Some Intel CPUs have abnormally slow comparisons with NaN and denormals, even with SSE2, DAZ and FTZ
This is another way in which the notion that NaN issues are all solved by switching to SSE2, is not quite true.
The SSE instructions being used there are ucomiss and ucomisd.
A Intel Core 2 exhibits abnormally slow floating-point equality comparisons, both with floats and doubles, whenever NaN or denormals are involved --- even with SSE2, DAZ and FTZ. See the alerts about float and double equality comparison in this log.
Timing differences in equality comparisons are worrisome because equality comparison is what we would naturally use if we wanted to manually avoid NaN values. So having this not run in constant time means that the idea of manually avoiding specific "bad" values may be difficult.
Some AMD CPUs have abnormally fast comparisons with NaN, even with SSE2 instructions
This one is also about equality comparisons, but in a different way. A 8-core AMD FX processor exhibits abnormally fast single-precision floating-point equality comparisons (ucomiss / ucomisd instructions) when one of the operands is NaN. See the alerts about float equality comparison in this log.

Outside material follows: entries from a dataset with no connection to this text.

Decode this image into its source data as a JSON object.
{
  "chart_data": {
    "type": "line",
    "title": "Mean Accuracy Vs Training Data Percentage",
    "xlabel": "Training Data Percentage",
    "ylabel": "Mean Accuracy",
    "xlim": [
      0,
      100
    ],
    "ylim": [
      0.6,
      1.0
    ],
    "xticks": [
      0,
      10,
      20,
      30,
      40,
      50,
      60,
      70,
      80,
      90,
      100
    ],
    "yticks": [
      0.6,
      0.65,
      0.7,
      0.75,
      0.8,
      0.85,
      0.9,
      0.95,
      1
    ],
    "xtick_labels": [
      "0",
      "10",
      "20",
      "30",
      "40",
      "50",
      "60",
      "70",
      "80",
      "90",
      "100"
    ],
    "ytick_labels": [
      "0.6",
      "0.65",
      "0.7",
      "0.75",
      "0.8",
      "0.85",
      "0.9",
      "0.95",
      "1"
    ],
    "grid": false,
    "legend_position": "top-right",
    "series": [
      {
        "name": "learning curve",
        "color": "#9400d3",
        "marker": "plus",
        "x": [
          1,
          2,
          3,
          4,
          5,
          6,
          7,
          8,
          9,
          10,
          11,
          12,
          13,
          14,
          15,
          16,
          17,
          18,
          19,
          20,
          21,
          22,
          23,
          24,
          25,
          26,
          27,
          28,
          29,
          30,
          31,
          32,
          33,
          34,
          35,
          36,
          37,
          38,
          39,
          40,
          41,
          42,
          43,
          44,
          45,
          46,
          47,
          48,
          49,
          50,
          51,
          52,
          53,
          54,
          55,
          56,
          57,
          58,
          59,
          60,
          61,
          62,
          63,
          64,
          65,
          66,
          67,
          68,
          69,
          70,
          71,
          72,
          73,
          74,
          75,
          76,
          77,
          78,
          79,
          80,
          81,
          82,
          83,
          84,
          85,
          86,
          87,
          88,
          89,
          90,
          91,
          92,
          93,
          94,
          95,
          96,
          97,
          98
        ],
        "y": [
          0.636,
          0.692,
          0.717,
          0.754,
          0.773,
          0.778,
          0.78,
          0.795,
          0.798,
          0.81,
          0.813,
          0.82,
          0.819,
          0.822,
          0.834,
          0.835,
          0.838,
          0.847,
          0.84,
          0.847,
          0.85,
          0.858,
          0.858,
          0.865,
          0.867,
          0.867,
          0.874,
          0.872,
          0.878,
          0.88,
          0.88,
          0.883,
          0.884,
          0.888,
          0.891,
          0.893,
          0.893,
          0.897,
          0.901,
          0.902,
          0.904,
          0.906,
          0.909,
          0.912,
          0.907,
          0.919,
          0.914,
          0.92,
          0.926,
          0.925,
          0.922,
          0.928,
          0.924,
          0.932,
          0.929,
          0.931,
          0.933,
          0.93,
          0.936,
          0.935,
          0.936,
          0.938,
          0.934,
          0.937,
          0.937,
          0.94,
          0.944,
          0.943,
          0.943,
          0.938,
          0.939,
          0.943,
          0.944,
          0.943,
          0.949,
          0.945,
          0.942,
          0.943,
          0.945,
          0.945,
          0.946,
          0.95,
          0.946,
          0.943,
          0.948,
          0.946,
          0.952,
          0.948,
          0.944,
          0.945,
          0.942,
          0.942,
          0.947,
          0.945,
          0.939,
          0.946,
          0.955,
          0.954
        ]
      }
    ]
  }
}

This is its own kind of worrying because:
- This shows that we have to watch out not just for abnormally slow but also for abnormally fast operations.
- This show that Intel and AMD are not making completely parallel progress on these issues.
A significant mass of SSE2-capable CPUs do not have DAZ
Conventional "wisdom" is that DAZ is available nearly everywhere SSE2 is.
This turns out not to be the case even for Intel CPUs: the Pentium M supports SSE2 but evidently doesn't support DAZ.
It is also reported that some early Pentium 4 CPUs are in the same case.
TODO: investigate more CPUs from the early 2000's, in particular some AMD CPUs like the Sempron, Athlon XP and Athlon 64 series.